Saif Al-Islam Gaddafi, son of the late Libyan leader Muammer Gaddafi, has not been seen in public since he was released from house arrest in 2017. But now he is allegedly considering a race for the presidency, in the war-torn North African country, where the United Nations and several countries are pressing for elections in December, according to a report published by the voanews.com
The prospect of Saif coming to the polls is troubling Western diplomats and international democracy advisers, who say Libya’s turbulent peace process is big enough to get away without the involvement of Gaddafi’s son, a highly polarizing figure.
“What I’ve heard is that it’s more vindictive than reconciliation,” says Mary Fitzgerald, a researcher and associate fellow at King’s College London’s International Center for the Study of Radicalization. Fitzgerald, a former Irish Times newspaper reporter covered the 2011 Libyan civil war that ended the rule of Muammer Gaddafi.

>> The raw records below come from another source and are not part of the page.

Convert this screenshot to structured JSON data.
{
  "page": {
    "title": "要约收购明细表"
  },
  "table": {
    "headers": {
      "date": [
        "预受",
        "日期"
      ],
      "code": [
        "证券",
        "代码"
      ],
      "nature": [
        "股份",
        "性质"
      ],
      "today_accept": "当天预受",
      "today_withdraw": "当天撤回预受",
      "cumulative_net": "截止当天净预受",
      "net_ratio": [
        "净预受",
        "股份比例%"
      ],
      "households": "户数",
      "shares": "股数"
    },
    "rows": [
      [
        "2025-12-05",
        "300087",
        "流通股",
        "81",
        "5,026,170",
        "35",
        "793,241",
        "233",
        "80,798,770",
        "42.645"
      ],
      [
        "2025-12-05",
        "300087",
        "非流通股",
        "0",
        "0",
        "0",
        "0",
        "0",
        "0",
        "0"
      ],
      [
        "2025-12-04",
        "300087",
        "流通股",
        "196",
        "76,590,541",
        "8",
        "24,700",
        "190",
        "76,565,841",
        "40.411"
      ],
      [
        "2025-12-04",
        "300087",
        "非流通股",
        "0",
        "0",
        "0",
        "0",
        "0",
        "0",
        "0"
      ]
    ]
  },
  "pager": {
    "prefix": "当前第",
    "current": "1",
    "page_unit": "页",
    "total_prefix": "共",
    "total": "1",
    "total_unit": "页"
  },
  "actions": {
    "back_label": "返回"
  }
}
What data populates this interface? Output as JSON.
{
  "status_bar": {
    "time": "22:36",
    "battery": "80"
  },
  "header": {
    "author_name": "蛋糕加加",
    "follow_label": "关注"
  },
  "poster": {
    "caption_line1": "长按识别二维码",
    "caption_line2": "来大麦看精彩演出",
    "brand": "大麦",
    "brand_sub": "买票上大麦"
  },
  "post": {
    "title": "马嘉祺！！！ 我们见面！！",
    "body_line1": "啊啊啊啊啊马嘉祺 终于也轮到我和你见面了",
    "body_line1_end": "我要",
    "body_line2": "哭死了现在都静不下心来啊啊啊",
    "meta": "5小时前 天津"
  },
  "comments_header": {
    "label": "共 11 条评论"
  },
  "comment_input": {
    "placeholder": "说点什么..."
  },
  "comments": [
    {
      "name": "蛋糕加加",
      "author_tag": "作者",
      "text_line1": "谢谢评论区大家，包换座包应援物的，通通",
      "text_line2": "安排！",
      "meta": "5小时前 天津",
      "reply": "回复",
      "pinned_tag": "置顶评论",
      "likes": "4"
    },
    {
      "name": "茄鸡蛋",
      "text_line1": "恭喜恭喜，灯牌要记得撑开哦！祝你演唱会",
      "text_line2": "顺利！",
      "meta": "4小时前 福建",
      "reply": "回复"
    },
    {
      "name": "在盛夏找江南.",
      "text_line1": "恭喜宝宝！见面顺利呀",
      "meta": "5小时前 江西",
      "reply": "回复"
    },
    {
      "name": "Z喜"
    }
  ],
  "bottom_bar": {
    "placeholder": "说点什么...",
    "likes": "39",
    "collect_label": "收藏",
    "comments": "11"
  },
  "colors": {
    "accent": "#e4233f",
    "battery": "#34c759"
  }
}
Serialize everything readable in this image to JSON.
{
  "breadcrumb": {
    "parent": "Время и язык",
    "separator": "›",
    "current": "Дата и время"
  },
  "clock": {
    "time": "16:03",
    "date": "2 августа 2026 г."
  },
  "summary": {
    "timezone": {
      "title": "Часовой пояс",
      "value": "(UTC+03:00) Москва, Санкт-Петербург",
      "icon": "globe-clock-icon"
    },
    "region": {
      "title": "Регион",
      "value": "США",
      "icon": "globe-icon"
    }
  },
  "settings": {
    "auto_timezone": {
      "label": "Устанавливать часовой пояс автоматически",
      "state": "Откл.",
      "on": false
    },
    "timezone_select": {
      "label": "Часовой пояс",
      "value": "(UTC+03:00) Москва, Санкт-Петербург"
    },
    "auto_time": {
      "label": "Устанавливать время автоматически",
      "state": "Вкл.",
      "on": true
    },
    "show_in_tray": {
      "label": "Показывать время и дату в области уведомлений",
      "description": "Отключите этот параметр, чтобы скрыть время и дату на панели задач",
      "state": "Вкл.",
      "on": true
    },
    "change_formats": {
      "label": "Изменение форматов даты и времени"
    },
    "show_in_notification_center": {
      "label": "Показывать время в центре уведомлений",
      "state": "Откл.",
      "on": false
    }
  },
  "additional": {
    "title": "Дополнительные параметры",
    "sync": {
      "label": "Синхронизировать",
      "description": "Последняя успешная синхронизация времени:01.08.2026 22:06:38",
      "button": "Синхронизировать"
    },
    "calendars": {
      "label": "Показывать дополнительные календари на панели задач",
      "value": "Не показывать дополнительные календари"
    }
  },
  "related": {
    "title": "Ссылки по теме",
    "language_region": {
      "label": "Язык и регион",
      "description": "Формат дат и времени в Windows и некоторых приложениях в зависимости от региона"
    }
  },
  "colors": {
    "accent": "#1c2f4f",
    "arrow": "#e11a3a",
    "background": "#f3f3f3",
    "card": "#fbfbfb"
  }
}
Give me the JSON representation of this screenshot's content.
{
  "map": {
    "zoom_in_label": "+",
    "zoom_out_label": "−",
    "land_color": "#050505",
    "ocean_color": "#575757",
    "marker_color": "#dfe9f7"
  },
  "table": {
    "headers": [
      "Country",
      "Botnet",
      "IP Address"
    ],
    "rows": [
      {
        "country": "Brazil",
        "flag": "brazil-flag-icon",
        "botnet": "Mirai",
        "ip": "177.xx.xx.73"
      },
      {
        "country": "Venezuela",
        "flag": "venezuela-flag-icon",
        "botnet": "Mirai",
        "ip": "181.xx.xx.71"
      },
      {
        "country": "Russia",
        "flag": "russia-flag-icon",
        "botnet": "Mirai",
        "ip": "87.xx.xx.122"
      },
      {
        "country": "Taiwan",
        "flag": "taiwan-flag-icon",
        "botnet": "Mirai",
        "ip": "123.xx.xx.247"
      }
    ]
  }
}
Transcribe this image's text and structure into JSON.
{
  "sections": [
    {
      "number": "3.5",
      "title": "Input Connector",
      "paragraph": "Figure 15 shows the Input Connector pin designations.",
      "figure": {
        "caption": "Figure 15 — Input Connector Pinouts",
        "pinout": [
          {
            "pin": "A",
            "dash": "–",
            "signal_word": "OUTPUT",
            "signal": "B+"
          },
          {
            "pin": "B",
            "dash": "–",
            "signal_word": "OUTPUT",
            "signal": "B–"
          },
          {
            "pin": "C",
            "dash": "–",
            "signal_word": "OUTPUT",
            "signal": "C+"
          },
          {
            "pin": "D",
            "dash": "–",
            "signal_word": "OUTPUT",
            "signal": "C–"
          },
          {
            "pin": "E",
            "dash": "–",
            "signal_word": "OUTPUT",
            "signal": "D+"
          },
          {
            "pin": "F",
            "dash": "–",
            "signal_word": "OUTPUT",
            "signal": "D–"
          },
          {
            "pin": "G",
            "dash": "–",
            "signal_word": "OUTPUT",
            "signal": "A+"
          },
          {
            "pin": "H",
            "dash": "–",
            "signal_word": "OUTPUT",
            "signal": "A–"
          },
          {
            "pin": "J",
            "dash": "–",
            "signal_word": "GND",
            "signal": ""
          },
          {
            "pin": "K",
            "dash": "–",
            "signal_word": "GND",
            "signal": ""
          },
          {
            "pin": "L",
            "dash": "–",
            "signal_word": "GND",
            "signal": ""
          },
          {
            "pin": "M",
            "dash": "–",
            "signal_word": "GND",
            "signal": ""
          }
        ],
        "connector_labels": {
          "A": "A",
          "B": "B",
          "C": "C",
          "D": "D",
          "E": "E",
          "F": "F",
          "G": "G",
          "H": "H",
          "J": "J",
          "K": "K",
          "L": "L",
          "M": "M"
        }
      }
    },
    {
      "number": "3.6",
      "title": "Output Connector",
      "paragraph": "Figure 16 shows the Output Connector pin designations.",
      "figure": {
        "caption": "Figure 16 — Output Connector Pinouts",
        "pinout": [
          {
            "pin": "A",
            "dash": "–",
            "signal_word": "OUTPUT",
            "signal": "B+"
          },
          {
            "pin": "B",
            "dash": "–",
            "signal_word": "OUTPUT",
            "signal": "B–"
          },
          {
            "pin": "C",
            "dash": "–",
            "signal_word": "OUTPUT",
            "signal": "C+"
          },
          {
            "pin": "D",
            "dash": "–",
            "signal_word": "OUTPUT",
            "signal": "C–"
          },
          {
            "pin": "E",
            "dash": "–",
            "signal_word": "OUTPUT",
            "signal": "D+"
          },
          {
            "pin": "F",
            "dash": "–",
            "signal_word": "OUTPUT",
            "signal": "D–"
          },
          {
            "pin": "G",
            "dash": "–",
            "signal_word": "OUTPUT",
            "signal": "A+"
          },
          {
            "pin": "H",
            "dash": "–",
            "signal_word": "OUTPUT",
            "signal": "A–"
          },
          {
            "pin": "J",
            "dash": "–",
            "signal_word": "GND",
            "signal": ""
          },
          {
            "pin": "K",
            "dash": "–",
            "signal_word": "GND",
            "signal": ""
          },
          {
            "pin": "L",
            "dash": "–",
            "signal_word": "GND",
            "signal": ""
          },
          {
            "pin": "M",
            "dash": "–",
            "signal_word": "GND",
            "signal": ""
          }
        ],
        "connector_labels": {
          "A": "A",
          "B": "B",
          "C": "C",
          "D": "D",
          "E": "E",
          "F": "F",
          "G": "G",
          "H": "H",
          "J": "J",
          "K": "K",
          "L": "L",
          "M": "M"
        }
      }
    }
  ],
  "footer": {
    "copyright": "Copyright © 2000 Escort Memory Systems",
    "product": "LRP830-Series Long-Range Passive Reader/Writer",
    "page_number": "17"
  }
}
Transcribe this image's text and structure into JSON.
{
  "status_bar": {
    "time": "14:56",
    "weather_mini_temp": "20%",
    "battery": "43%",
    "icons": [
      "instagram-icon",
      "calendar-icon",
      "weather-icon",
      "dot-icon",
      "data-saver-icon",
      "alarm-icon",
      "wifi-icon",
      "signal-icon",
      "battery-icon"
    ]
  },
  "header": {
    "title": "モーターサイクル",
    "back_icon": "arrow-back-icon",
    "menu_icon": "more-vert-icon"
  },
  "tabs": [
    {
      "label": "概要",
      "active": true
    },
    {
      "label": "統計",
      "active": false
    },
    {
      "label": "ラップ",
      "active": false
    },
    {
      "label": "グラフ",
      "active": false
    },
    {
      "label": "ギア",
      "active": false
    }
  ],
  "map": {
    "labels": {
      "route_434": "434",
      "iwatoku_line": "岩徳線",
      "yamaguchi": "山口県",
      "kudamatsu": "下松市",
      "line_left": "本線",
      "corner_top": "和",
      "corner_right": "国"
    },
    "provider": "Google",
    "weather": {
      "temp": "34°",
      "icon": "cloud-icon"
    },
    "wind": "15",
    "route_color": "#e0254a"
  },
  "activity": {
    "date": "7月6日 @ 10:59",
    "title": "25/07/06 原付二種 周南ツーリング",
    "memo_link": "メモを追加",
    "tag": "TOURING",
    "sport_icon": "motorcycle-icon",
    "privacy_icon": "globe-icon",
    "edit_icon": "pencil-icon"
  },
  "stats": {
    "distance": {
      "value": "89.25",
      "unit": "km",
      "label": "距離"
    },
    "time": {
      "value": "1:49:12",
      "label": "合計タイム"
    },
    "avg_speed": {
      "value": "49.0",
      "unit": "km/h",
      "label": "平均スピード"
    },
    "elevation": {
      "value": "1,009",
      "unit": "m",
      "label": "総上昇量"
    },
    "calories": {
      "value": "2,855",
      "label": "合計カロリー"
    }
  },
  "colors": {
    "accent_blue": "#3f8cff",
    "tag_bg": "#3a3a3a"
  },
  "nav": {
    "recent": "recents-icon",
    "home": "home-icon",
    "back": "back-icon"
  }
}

Saif, wanted by the International Criminal Court (ICC) on war-crime charges, is allegedly negotiating through intermediaries with the Western media. The middlemen say a major US newspaper has conducted a formal interview with them, which is to be published next month.
“It is still unclear whether he is actually putting himself out there as a candidate. I will believe it only when I actually hear him or see him make the pitch in the video,” Claudia Gazzini of the International Crisis Group, a Brussels-based think tank, told VOA.
Hafed Al-Ghawel, a Libyan-American and senior fellow at the Foreign Policy Institute of the Paul H. Neitz School of Advanced International Studies at Johns Hopkins University, says he doesn’t think Saif has made up his mind. “But if he does, I think he’ll have significant support,” he said.
Observers say Saif’s candidacy will prove popular in the country’s south, and among Gaddafi’s former loyalists – and he may be able to persuade many ordinary Libyans, tired of a decade of conflict, that he is the best bet for a stable future, observers say.
Since 2011, Libya has been ensnared in dispute and violence with rival governments, militias and warlords, backed by a variety of foreign powers, battling for mastery.
Encouraged by the UN and western powers, Libyan rivals agreed last March to a provisional administration, the Government of National Unity, (GNU), to run the country until elections 24 December.